Tennessee officials have drafted new rules that are stricter than the federal ones, and the state’s proposal would increase random urine drug testing, require counseling for many patients and require clinics that want to dispense take-home pills to hire pharmacists.
The states’ proposed rules are “duplicative, contradictory, prescriptive, rigid and written with the intent to punish, not treat, people living with opioid use disorder,” wrote Zach Talbott, who runs four methadone clinics in Tennessee, Georgia and North Carolina.

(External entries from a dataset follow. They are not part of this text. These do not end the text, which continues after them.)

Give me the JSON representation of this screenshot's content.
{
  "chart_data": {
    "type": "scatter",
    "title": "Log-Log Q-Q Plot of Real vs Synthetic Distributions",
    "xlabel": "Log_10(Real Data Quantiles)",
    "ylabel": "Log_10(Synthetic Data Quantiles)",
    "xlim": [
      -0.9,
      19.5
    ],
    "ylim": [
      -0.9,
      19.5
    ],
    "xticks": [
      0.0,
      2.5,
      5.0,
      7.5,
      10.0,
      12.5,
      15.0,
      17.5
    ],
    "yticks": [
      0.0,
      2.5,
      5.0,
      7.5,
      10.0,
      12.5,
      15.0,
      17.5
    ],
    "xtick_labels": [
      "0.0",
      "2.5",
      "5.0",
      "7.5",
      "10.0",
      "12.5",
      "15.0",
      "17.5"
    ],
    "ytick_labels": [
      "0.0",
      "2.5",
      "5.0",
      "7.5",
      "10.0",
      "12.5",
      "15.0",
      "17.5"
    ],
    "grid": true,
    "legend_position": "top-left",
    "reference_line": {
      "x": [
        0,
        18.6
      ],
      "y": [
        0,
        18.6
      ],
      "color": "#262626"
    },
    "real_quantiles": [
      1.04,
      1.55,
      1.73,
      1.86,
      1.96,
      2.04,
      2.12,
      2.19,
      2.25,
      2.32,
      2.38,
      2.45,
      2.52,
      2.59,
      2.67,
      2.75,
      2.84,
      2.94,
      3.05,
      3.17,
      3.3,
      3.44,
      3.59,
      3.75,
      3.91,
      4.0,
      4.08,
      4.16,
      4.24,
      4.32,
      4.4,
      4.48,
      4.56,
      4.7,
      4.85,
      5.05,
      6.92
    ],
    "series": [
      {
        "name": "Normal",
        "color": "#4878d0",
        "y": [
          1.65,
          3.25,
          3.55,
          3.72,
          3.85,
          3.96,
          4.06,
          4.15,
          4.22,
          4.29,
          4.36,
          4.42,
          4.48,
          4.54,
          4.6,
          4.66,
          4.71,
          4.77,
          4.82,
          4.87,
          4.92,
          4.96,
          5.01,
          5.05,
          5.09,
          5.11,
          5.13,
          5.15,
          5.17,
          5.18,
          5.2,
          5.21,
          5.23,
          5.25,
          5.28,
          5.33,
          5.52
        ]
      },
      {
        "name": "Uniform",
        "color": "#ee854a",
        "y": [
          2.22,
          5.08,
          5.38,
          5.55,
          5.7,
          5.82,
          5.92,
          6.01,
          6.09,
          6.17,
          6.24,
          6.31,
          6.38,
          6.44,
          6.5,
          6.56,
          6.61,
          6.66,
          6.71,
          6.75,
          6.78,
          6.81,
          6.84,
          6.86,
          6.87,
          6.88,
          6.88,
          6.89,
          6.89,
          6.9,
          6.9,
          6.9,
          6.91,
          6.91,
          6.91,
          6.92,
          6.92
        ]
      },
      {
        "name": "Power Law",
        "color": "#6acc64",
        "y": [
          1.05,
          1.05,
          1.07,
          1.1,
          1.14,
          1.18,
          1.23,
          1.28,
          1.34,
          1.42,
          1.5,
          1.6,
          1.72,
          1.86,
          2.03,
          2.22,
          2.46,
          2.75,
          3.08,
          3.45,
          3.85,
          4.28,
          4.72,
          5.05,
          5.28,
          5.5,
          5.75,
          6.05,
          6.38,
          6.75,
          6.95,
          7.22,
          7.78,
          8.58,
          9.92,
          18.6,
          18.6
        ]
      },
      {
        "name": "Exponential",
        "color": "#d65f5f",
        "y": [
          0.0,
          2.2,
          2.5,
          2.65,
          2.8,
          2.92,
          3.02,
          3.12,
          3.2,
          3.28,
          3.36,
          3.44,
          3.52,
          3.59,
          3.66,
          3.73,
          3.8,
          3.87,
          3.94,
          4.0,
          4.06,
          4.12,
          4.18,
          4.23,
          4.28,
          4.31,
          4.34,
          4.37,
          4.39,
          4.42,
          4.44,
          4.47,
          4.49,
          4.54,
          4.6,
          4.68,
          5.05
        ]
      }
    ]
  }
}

In states that adopt the federal rules, the changes will be a big burden for some clinics, experts say: Some clinic leaders may not agree with the patient-centered philosophy behind the changes, or balk at the legal liability that comes with deciding who can safely take methadone at home.
“Not all opioid treatment programs are the same,” said Linda Hurley, CEO of CODAC Behavioral Healthcare, Rhode Island’s oldest methadone program.
Myerson, the University of Arizona researcher, said clinics are used to operating in very restrictive environments.
“We’ve been putting them in a bind for years,” Myerson said. The new rules will allow clinics to put patients’ health at the center of their care.
“The question is, can they do it?” she said.
—AP Medical Writer Carla K. Johnson
The Associated Press Health and Science Department receives support from the Howard Hughes Medical Institute’s Science Education Media Group. The AP is solely responsible for all content.